Sui “dettagli”, come la spesa sanitaria tagliata di 1,2 miliardi all’anno nonostante l’invarianza formale del Fondo o l’iniquità degli interventi sulle pensioni, torneremo quando saranno disponibili tabelle e norme. Per ora, rimaniamo sul piano macroeconomico. In sintesi, la manovra elettorale non funziona. Perché?

Innanzitutto, il significativo squilibrio di bilancio viene spostato dal 2018 in poi, quindi un pesante aggiustamento continua a incombere e piegare al negativo le famose aspettative di imprese e famiglie, quelle in base alle quali gli agenti economici, secondo la teoria seguita a Palazzo Chigi e al Mef, definiscono i loro comportamenti. Bella contraddizione di un impianto che scommette tutto sugli animal spirits e gli investimenti privati. Secondo, larga parte (6miliardi di euro) delle maggiori entrate sono incerte e una tantum e frutto, per quanto riguarda la rottamazione dei ruoli Equitalia, di un semicondono. Ma la Commissione europea e Berlino troveranno, anche loro nella paura del No all’incombente referendum, il coraggio di non accorgersene. Lo hanno fatto con Rajoy, lo fanno con Hollande, perché all’allineato Renzi no? La rigidità si impone a chi prova a mettere in campo una proposta alternativa, come il Governo Tsipras, bastonato e ricondotto all’ordine teutonico.

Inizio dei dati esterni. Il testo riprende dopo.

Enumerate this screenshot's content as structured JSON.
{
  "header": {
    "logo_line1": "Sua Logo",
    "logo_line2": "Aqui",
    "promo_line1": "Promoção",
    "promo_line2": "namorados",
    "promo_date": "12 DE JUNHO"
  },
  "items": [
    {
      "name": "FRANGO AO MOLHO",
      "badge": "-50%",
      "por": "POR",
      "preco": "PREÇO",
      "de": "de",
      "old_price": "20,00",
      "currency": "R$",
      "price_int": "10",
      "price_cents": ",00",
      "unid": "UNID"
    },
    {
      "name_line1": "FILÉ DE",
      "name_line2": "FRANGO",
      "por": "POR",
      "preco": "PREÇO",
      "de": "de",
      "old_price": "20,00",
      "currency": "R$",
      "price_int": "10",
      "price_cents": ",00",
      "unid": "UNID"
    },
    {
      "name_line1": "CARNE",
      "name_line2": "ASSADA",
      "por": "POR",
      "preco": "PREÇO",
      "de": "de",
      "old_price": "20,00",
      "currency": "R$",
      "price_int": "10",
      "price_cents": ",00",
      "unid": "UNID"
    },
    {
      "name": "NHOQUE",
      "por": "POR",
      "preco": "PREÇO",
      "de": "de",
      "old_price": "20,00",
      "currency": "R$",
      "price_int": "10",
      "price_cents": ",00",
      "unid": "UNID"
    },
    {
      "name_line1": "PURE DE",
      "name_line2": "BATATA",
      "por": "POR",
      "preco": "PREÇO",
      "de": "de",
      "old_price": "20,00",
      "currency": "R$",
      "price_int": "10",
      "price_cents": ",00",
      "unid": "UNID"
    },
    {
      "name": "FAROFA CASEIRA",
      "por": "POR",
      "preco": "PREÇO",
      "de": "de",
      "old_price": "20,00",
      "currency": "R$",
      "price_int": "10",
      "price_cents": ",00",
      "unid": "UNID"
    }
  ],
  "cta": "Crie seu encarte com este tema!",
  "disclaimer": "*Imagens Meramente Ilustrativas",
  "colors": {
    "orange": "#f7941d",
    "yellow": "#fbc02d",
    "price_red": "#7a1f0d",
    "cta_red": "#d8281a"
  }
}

Renzi, sostenuto da Confindustria e dal blocco delle imprese esportatrici, segue la linea di svalutazione del lavoro imposta da Berlino all’eurozona a suon di “Riforme Hartz”. La narrazione del giovane Primo Ministro italiano “ribelle” serve a fini interni. È tollerata. Finora il giubbotto di Fonzie ha funzionato decisamente meglio del Loden di Monti per somministrare la stessa cura.

Dalla proposta di Legge di Bilancio, sono anche quest’anno sostanzialmente assenti aumenti di investimenti pubblici, inchiodati al livello più basso della storia dell’Italia repubblicana. I numeri delle slides sono il riconfezionamento di quanto già previsto a legislazione vigente o gli “attesi” investimenti privati. Tutto è affidato a imprese, spinte dai super ammortamenti, e famiglie, sollecitate dai bonus ristrutturazioni. È da tempo ora di J. M. Keynes, mentre J. B. Say, l’economista liberista francese di fine XVIII secolo, imperversa nell’eurozona per dare legittimità teorica agli interessi del big business, miope fino al punto da determinare la rivolta delle classi medie attraverso la Brexit, Trump e gli xenofobi continentali.

Se giudicassimo la proposta Legge di Bilancio secondo i principi dell’ortodossia di Bruxelles, sarebbe inaccettabile. Invece, inaccettabile e, oramai, inequivocabilmente autolesionista è il mercantilismo liberista di Bruxelles. Quindi, è utile superare il fiscal compact. Anzi, necessario. Ma la distribuzione a pioggia di risorse, significativa per i diretti beneficiari, è sostanzialmente irrilevante per la ripresa. A tal fine, sarebbe decisivo un sostanzioso programma di investimenti pubblici per sostenere la domanda, variabile cruciale per uscire dalla stagnazione. Un Social Compact di un punto di Pil (17 miliardi) all’anno per tre anni: per mettere in sicurezza i territori dai rischi idrogeologici e le abitazioni dai rischi sismici; per la mobilità sostenibile, innanzitutto nelle città. Al contrario, si punta, secondo l’ortodossia neoliberista, sulle politiche dell’offerta e sulle esportazioni: sgravi a pioggia alle imprese, svalutazione del lavoro e competitività di prezzo. Cerchiamo tutti la domanda interna di qualcun altro. Cosi, l’eurozona rimane inchiodata nella stagnazione.

Insomma, ottimo pacchetto elettorale, ma manovra di galleggiamento per l’economia italiana.